Recently, there has been significant progress in understanding the convergence and generalization properties of gradient-based methods for training overparameterized learning models. However, many aspects including the role of small random initialization and how the various parameters of the model are coupled during gradient-based updates to facilitate good generalization remain largely mysterious. A series of recent papers have begun to study this role for non-convex formulations of symmetric Positive Semi-Definite (PSD) matrix sensing problems which involve reconstructing a low-rank PSD matrix from a few linear measurements. The underlying symmetry/PSDness is crucial to existing convergence and generalization guarantees for this problem. In this paper, we study a general overparameterized low-rank matrix sensing problem where one wishes to reconstruct an asymmetric rectangular low-rank matrix from a few linear measurements.

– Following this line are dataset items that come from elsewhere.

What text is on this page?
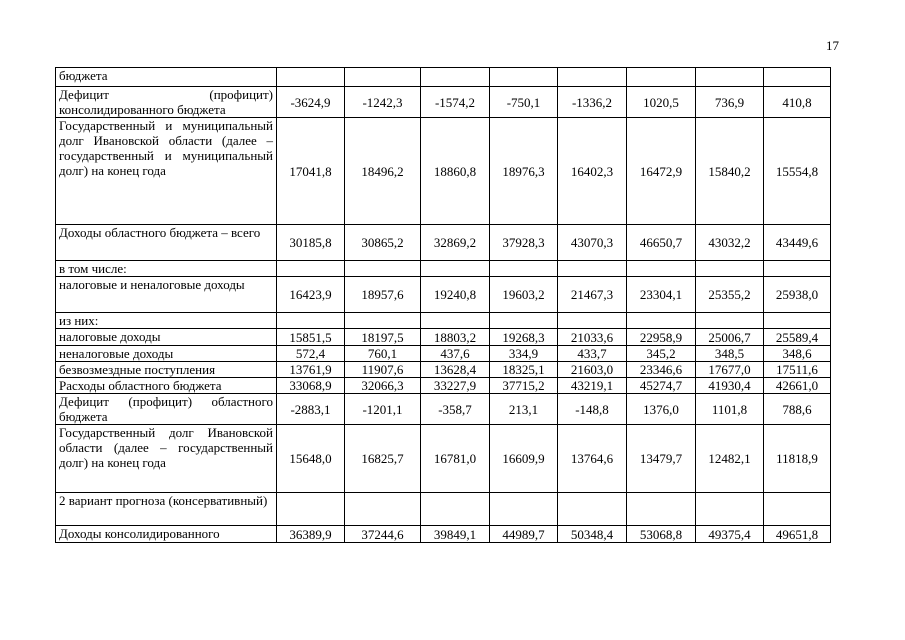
17
бюджета								
Дефицит (профицит) консолидированного бюджета	-3624,9	-1242,3	-1574,2	-750,1	-1336,2	1020,5	736,9	410,8
Государственный и муниципальный долг Ивановской области (далее – государственный и муниципальный долг) на конец года	17041,8	18496,2	18860,8	18976,3	16402,3	16472,9	15840,2	15554,8
Доходы областного бюджета – всего	30185,8	30865,2	32869,2	37928,3	43070,3	46650,7	43032,2	43449,6
в том числе:								
налоговые и неналоговые доходы	16423,9	18957,6	19240,8	19603,2	21467,3	23304,1	25355,2	25938,0
из них:								
налоговые доходы	15851,5	18197,5	18803,2	19268,3	21033,6	22958,9	25006,7	25589,4
неналоговые доходы	572,4	760,1	437,6	334,9	433,7	345,2	348,5	348,6
безвозмездные поступления	13761,9	11907,6	13628,4	18325,1	21603,0	23346,6	17677,0	17511,6
Расходы областного бюджета	33068,9	32066,3	33227,9	37715,2	43219,1	45274,7	41930,4	42661,0
Дефицит (профицит) областного бюджета	-2883,1	-1201,1	-358,7	213,1	-148,8	1376,0	1101,8	788,6
Государственный долг Ивановской области (далее – государственный долг) на конец года	15648,0	16825,7	16781,0	16609,9	13764,6	13479,7	12482,1	11818,9
2 вариант прогноза (консервативный)								
Доходы консолидированного	36389,9	37244,6	39849,1	44989,7	50348,4	53068,8	49375,4	49651,8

We prove that an overparameterized model trained via factorized gradient descent converges to the low-rank matrix generating the measurements. We show that in this setting, factorized gradient descent enjoys two implicit properties: (1) coupling of the trajectory of gradient descent where the factors are coupled in various ways throughout the gradient update trajectory and (2) an algorithmic regularization property where the iterates show a propensity towards low-rank models despite the overparameterized nature of the factorized model. These two implicit properties in turn allow us to show that the gradient descent trajectory from small random initialization moves towards solutions that are both globally optimal and generalize well.